The two axes had become twin blurs. One weapon, forged by dwarf hands in a time of woe and filled with the stubborn ferocity of a dwindling elder race, met another, forged by daemons and hungry for the doom of all things. Every time the blades connected, the world seemed to shudder. Gotrek moved as if he weighed no more than a feather, as if he were fresh to the fight.
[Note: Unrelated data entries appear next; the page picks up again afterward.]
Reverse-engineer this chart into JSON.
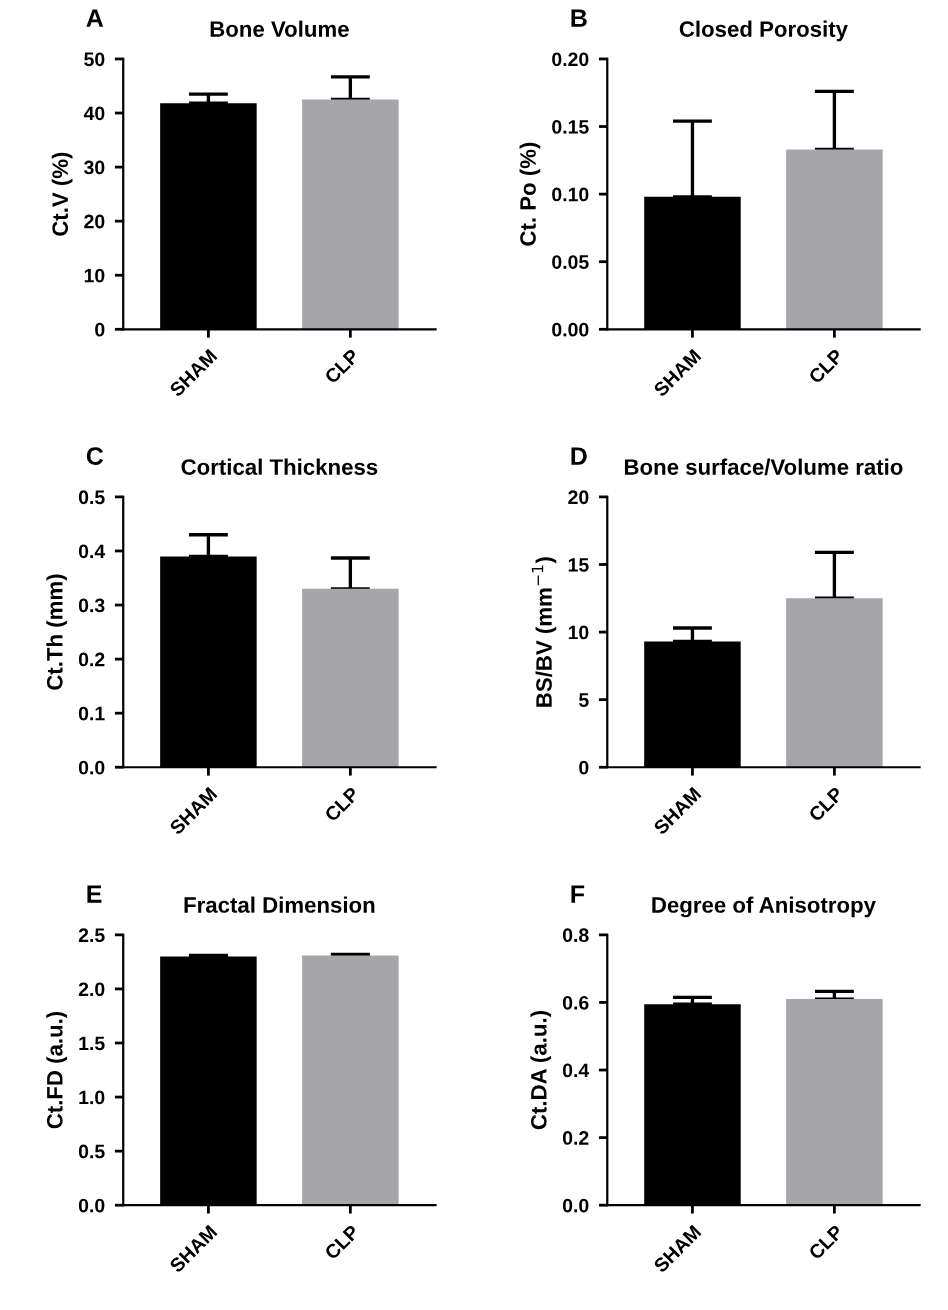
{
  "chart_data": [
    {
      "type": "bar",
      "title": "Bone Volume",
      "annotations": [
        "A"
      ],
      "ylabel": "Ct.V (%)",
      "categories": [
        "SHAM",
        "CLP"
      ],
      "values": [
        41.8,
        42.5
      ],
      "colors": [
        "#000000",
        "#a6a6a8"
      ],
      "errors": [
        [
          41.8,
          43.5
        ],
        [
          42.5,
          46.7
        ]
      ],
      "ylim": [
        0,
        50
      ],
      "yticks": [
        0,
        10,
        20,
        30,
        40,
        50
      ],
      "grid": false,
      "legend": false
    },
    {
      "type": "bar",
      "title": "Closed Porosity",
      "annotations": [
        "B"
      ],
      "ylabel": "Ct. Po (%)",
      "categories": [
        "SHAM",
        "CLP"
      ],
      "values": [
        0.098,
        0.133
      ],
      "colors": [
        "#000000",
        "#a6a6a8"
      ],
      "errors": [
        [
          0.098,
          0.154
        ],
        [
          0.133,
          0.176
        ]
      ],
      "ylim": [
        0,
        0.2
      ],
      "yticks": [
        {
          "value": 0,
          "label": "0.00"
        },
        {
          "value": 0.05,
          "label": "0.05"
        },
        {
          "value": 0.1,
          "label": "0.10"
        },
        {
          "value": 0.15,
          "label": "0.15"
        },
        {
          "value": 0.2,
          "label": "0.20"
        }
      ],
      "grid": false,
      "legend": false
    },
    {
      "type": "bar",
      "title": "Cortical Thickness",
      "annotations": [
        "C"
      ],
      "ylabel": "Ct.Th (mm)",
      "categories": [
        "SHAM",
        "CLP"
      ],
      "values": [
        0.39,
        0.33
      ],
      "colors": [
        "#000000",
        "#a6a6a8"
      ],
      "errors": [
        [
          0.39,
          0.43
        ],
        [
          0.33,
          0.387
        ]
      ],
      "ylim": [
        0,
        0.5
      ],
      "yticks": [
        {
          "value": 0,
          "label": "0.0"
        },
        0.1,
        0.2,
        0.3,
        0.4,
        0.5
      ],
      "grid": false,
      "legend": false
    },
    {
      "type": "bar",
      "title": "Bone surface/Volume ratio",
      "annotations": [
        "D"
      ],
      "ylabel": "BS/BV (mm$^{−1}$)",
      "categories": [
        "SHAM",
        "CLP"
      ],
      "values": [
        9.3,
        12.5
      ],
      "colors": [
        "#000000",
        "#a6a6a8"
      ],
      "errors": [
        [
          9.3,
          10.3
        ],
        [
          12.5,
          15.9
        ]
      ],
      "ylim": [
        0,
        20
      ],
      "yticks": [
        0,
        5,
        10,
        15,
        20
      ],
      "grid": false,
      "legend": false
    },
    {
      "type": "bar",
      "title": "Fractal Dimension",
      "annotations": [
        "E"
      ],
      "ylabel": "Ct.FD (a.u.)",
      "categories": [
        "SHAM",
        "CLP"
      ],
      "values": [
        2.3,
        2.31
      ],
      "colors": [
        "#000000",
        "#a6a6a8"
      ],
      "errors": [
        [
          2.3,
          2.31
        ],
        [
          2.31,
          2.32
        ]
      ],
      "ylim": [
        0,
        2.5
      ],
      "yticks": [
        {
          "value": 0,
          "label": "0.0"
        },
        0.5,
        {
          "value": 1,
          "label": "1.0"
        },
        1.5,
        {
          "value": 2,
          "label": "2.0"
        },
        2.5
      ],
      "grid": false,
      "legend": false
    },
    {
      "type": "bar",
      "title": "Degree of Anisotropy",
      "annotations": [
        "F"
      ],
      "ylabel": "Ct.DA (a.u.)",
      "categories": [
        "SHAM",
        "CLP"
      ],
      "values": [
        0.595,
        0.61
      ],
      "colors": [
        "#000000",
        "#a6a6a8"
      ],
      "errors": [
        [
          0.595,
          0.615
        ],
        [
          0.61,
          0.633
        ]
      ],
      "ylim": [
        0,
        0.8
      ],
      "yticks": [
        {
          "value": 0,
          "label": "0.0"
        },
        0.2,
        0.4,
        0.6,
        0.8
      ],
      "grid": false,
      "legend": false
    }
  ]
}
He fought in silence, determined to meet his end, but not alone.
The Gorewolf fought silently as well, and with equal enthusiasm. Felix had never witnessed such terrible lust for combat before this moment. The axe spun in Gotrek’s hands, spinning lightly between his fingers as he deflected a blow and countered with dizzying speed even as Garmr attacked again with a forceful chop, shaving bristles from Gotrek’s beard.
Blood welled as the warlord’s axe took the Slayer on the chest and then on the thigh. Gotrek staggered but didn’t slow, ramming a shoulder into the Gorewolf’s midriff and knocking him back. He brought his axe up and the Gorewolf’s drove down and the two weapons met with a hateful screech. The two warriors strained against one another. Gotrek’s muscles bulged and swelled with reserves of strength that Felix had not even suspected to exist. Nonetheless, the Gorewolf pressed his weapon inexorably down, less a man than a murderous device, intent on its function.
The rain pounded down and for a moment, Felix wanted to drop to his face, to grovel and hide from the malign weight of it all. Instead, he swept the red rain from his face and prayed that now was not the time that the Slayer’s luck – ill or otherwise – chose to desert him. More than just Gotrek’s honour rested on the outcome of this battle. Gotrek fought quietly, trading bone-rattling blows with the Gorewolf as the rain swept down and turned his flesh as red as his crest. All around them, thousands of skulls chattered and clattered in an infernal wind.